Comment: Notably, especially given the item immediately below, in the release US Senator Bernie Sanders (I-VT) "praised the National Center for Complementary and Alternative Medicine at the National Institutes for Health for identifying non-narcotic alternatives to treating chronic pain and mental health conditions." They added: "The center has made groundbreaking contributions that helped expand viable and safer treatment options."

US Health and Human Services on combating opioid addictions: Use more drugs!

The U.S. Department of Health and Human Services recently published an editorial in the New England Journal of Medicine to "outline a national response to the epidemic of prescription opioid overdose deaths."  The title of the press release from the agency on this publication read like this: "HHS leaders call for expanded use of medications to combat opioid overdose epidemic." The subhead noted that the commentary "describes that vital medications are currently underutilized in addiction treatment services and discusses ongoing efforts by major public health agencies to encourage their use." The April 23, 2014 NEJM article is entitled Medication-Assisted Therapies-Tackling the Opioid Overuse Epidemic. "Fortunately," the agency heads write, "clinicians have three types of medication-assisted therapies (MATs) for treating patients with opioid addiction: methadone, buprenorphine, and naltrexon." The commentary is devoted to ways these drugs might be more effectively pushed and initiatives underway to get them into people’s hands.

Comment: It is beyond my expertise to judge whether greater use of these "MAT's" will be valuable components of an optimal solution to the nation's opioid addiction problem.

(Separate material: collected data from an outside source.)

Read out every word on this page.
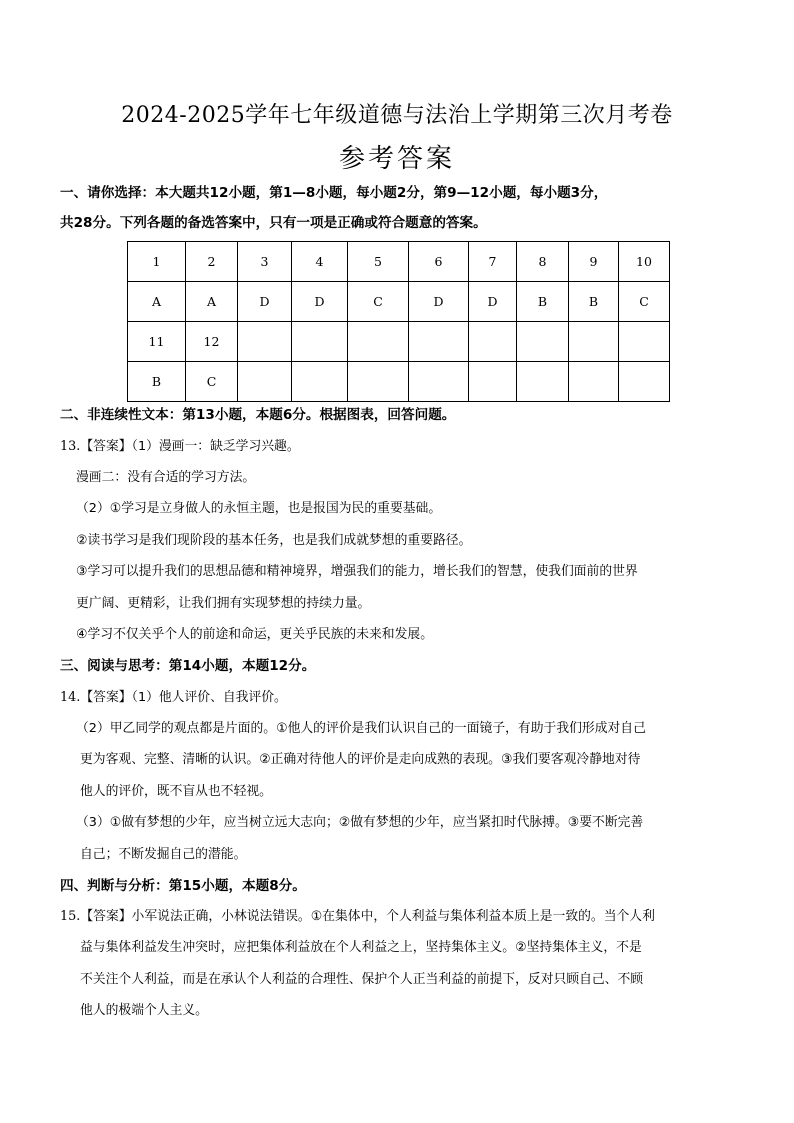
2024-2025学年七年级道德与法治上学期第三次月考卷
参考答案
一、请你选择：本大题共12小题，第1—8小题，每小题2分，第9—12小题，每小题3分，
共28分。下列各题的备选答案中，只有一项是正确或符合题意的答案。
1	2	3	4	5	6	7	8	9	10
A	A	D	D	C	D	D	B	B	C
11	12								
B	C								
二、非连续性文本：第13小题，本题6分。根据图表，回答问题。
13.【答案】（1）漫画一：缺乏学习兴趣。
漫画二：没有合适的学习方法。
（2）①学习是立身做人的永恒主题，也是报国为民的重要基础。
②读书学习是我们现阶段的基本任务，也是我们成就梦想的重要路径。
③学习可以提升我们的思想品德和精神境界，增强我们的能力，增长我们的智慧，使我们面前的世界
更广阔、更精彩，让我们拥有实现梦想的持续力量。
④学习不仅关乎个人的前途和命运，更关乎民族的未来和发展。
三、阅读与思考：第14小题，本题12分。
14.【答案】（1）他人评价、自我评价。
（2）甲乙同学的观点都是片面的。①他人的评价是我们认识自己的一面镜子，有助于我们形成对自己
更为客观、完整、清晰的认识。②正确对待他人的评价是走向成熟的表现。③我们要客观冷静地对待
他人的评价，既不盲从也不轻视。
（3）①做有梦想的少年，应当树立远大志向；②做有梦想的少年，应当紧扣时代脉搏。③要不断完善
自己；不断发掘自己的潜能。
四、判断与分析：第15小题，本题8分。
15.【答案】小军说法正确，小林说法错误。①在集体中，个人利益与集体利益本质上是一致的。当个人利
益与集体利益发生冲突时，应把集体利益放在个人利益之上，坚持集体主义。②坚持集体主义，不是
不关注个人利益，而是在承认个人利益的合理性、保护个人正当利益的前提下，反对只顾自己、不顾
他人的极端个人主义。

But HHS’s failure to mention non-pharmacological approaches to treatment makes one wonder how closed a tribe is running our top non-military agencies on pain treatment. There seems to be a sort of "better dead than red" logic that forecloses on the ability of these leaders, amidst this crisis, to even mention the potential value in complementary and integrative approaches. Get your heads out of the sand! When will HHS be finally detailing a long list of agency initiatives to expand use of non-pharmacological approaches – self-care and clinician-delivered? The NCCAM blast, below, does not help.

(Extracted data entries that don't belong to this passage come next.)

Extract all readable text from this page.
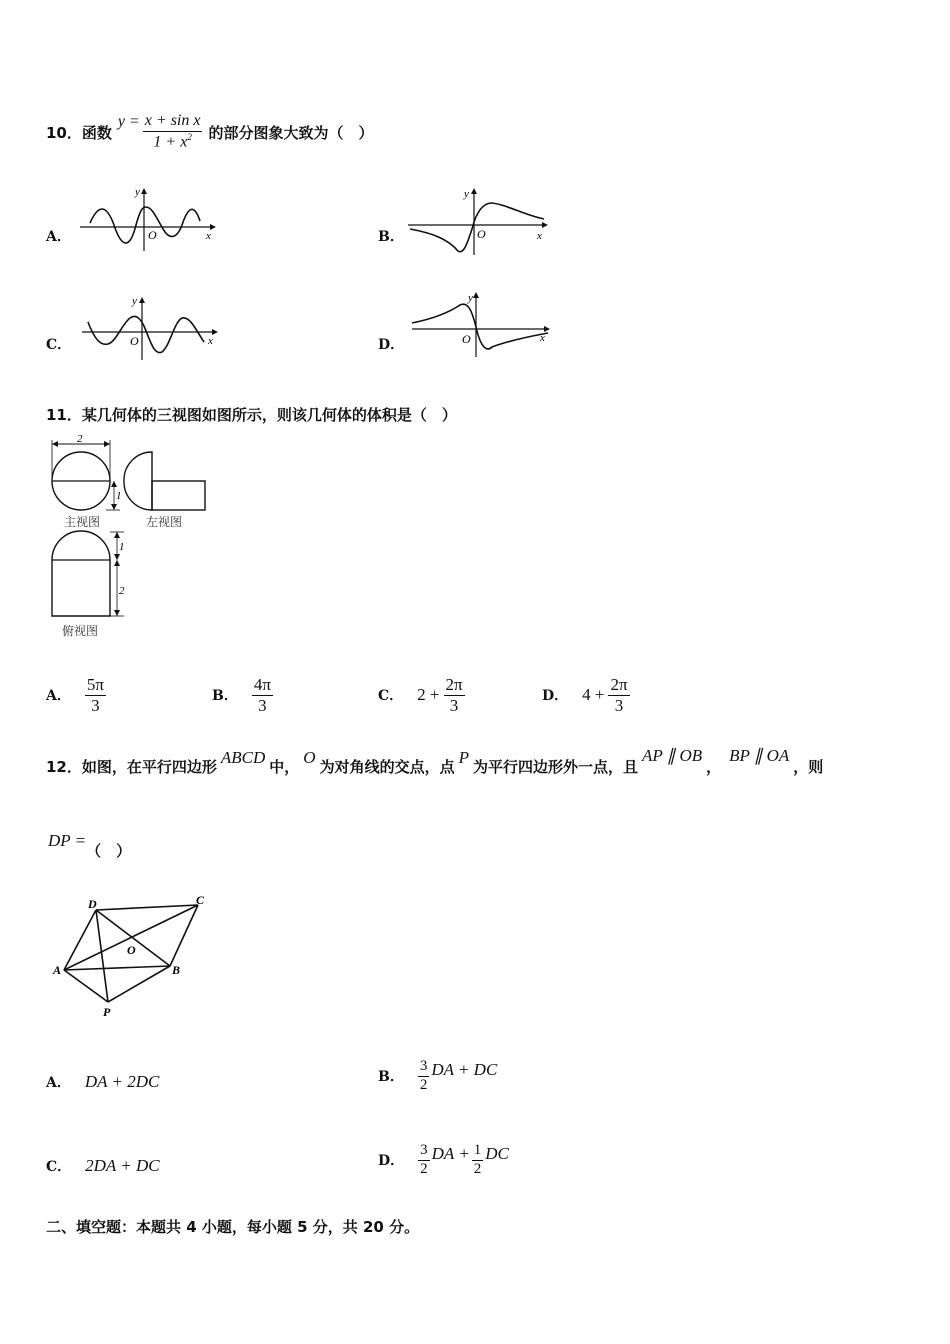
10． 函数
$y = \frac{\text{x + sin x}}{1 + x^2}$ 的部分图象大致为（　）
A．
y
x
O	B．
y
x
O
C．
y
x
O	D．
y
x
O
11．某几何体的三视图如图所示，则该几何体的体积是（　）
2
1
1
2
主视图	左视图
俯视图
A． $\frac{5\pi}{3}$	B． $\frac{4\pi}{3}$	C． $2 + \frac{2\pi}{3}$	D． $4 + \frac{2\pi}{3}$
12．如图，在平行四边形 ABCD 中， O 为对角线的交点，点 P 为平行四边形外一点，且AP ∥ OB，BP ∥ OA，则
DP =（　）
D	C
A	B
O
P
A． DA + 2DC	B． $\frac{3}{2}$ DA + DC
C． 2DA + DC	D． $\frac{3}{2}$ DA + $\frac{1}{2}$ DC
二、填空题：本题共 4 小题，每小题 5 分，共 20 分。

Twitter chat on CAM and back pain produces surprising dismissal of "CAM" from NCCAM tweeter 

The NIH National Center for Complementary and Alternative Medicine (NCCAM) held a Twitter chat (#nccamchat) on low-back pain on April 24, 2014. In the midst of it, an unidentified NCCAM staffer tweeted: "Don't use complementary approaches to replace conventional care or delay seeing a health care provider about a health problem." This stimulated one of NCCAM's top opponents to reply: "Better yet, just don't use CAM."

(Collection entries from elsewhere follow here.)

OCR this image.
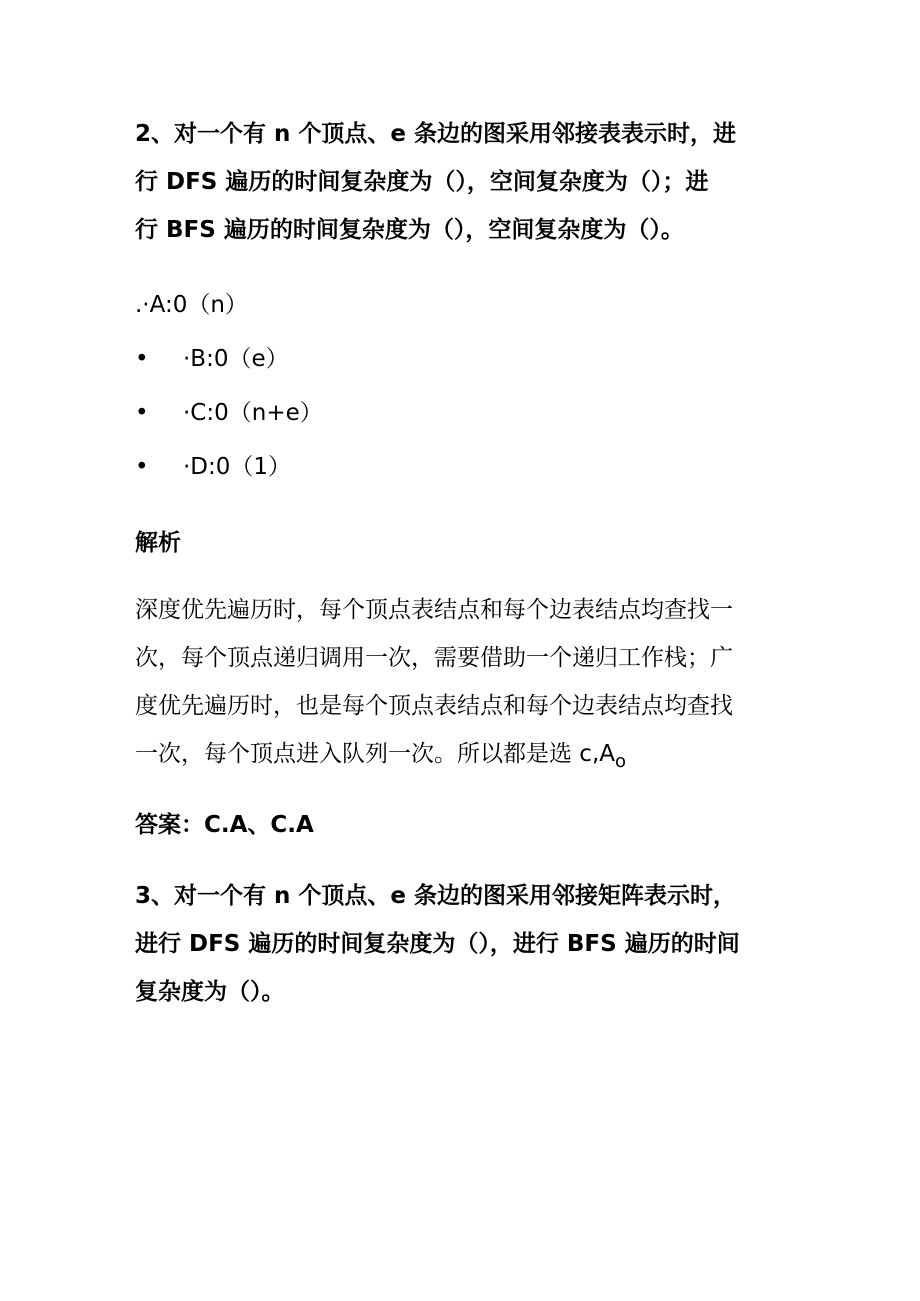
2、对一个有 n 个顶点、e 条边的图采用邻接表表示时，进
行 DFS 遍历的时间复杂度为（），空间复杂度为（）；进
行 BFS 遍历的时间复杂度为（），空间复杂度为（）。
.·A:0（n）
• ·B:0（e）
• ·C:0（n+e）
• ·D:0（1）
解析
深度优先遍历时，每个顶点表结点和每个边表结点均查找一
次，每个顶点递归调用一次，需要借助一个递归工作栈；广
度优先遍历时，也是每个顶点表结点和每个边表结点均查找
一次，每个顶点进入队列一次。所以都是选 $c,A_o$
答案：C.A、C.A
3、对一个有 n 个顶点、e 条边的图采用邻接矩阵表示时，
进行 DFS 遍历的时间复杂度为（），进行 BFS 遍历的时间
复杂度为（）。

Comment: This must be the comment of a newbie to NCCAM. The agency's own publications strongly rebuke this position - as the Sanders comment in the item on the US Senate hearing, above, notes. Nor is this what we hear from Josephine Briggs, MD, NCCAM director. Basically this says: Don't explore CAM to delay opioids! It would be good for Briggs to spend one of her blogs correcting this and explaining how this might have happened. The staffer was in engaging not it “groundbreaking contributions that helped expand viable and safer treatment options" but rather a cementing of prejudice-base policy.

Canadian firm urges multidisciplinary approach to pain treatment, but with limited team

Meantime, across the border, Cira Medical Services has published a report showing that Chronic Pain costing Canadian economy up to $60 billion annually in lost productivity. They promote a multidisciplinary approach to bettering treatment and lowering costs.  The study has the promising title of Chronic Pain: The Importance of a Multidisciplinary Approach to Diagnosis and Treatment [the link was broken when I sought to upload but they sent me a PDF]. The view of what might be considered on these multidisciplinary teams reached only as far as exercise, behavioral health and stretching. Massage is the only "CAM" that made their consideration.

Comment: I contacted the Cira team with a link to some evidence that might have helped in "widening the circle" of who should be in these teams. It is a little surprising to see something out of Canada so retro.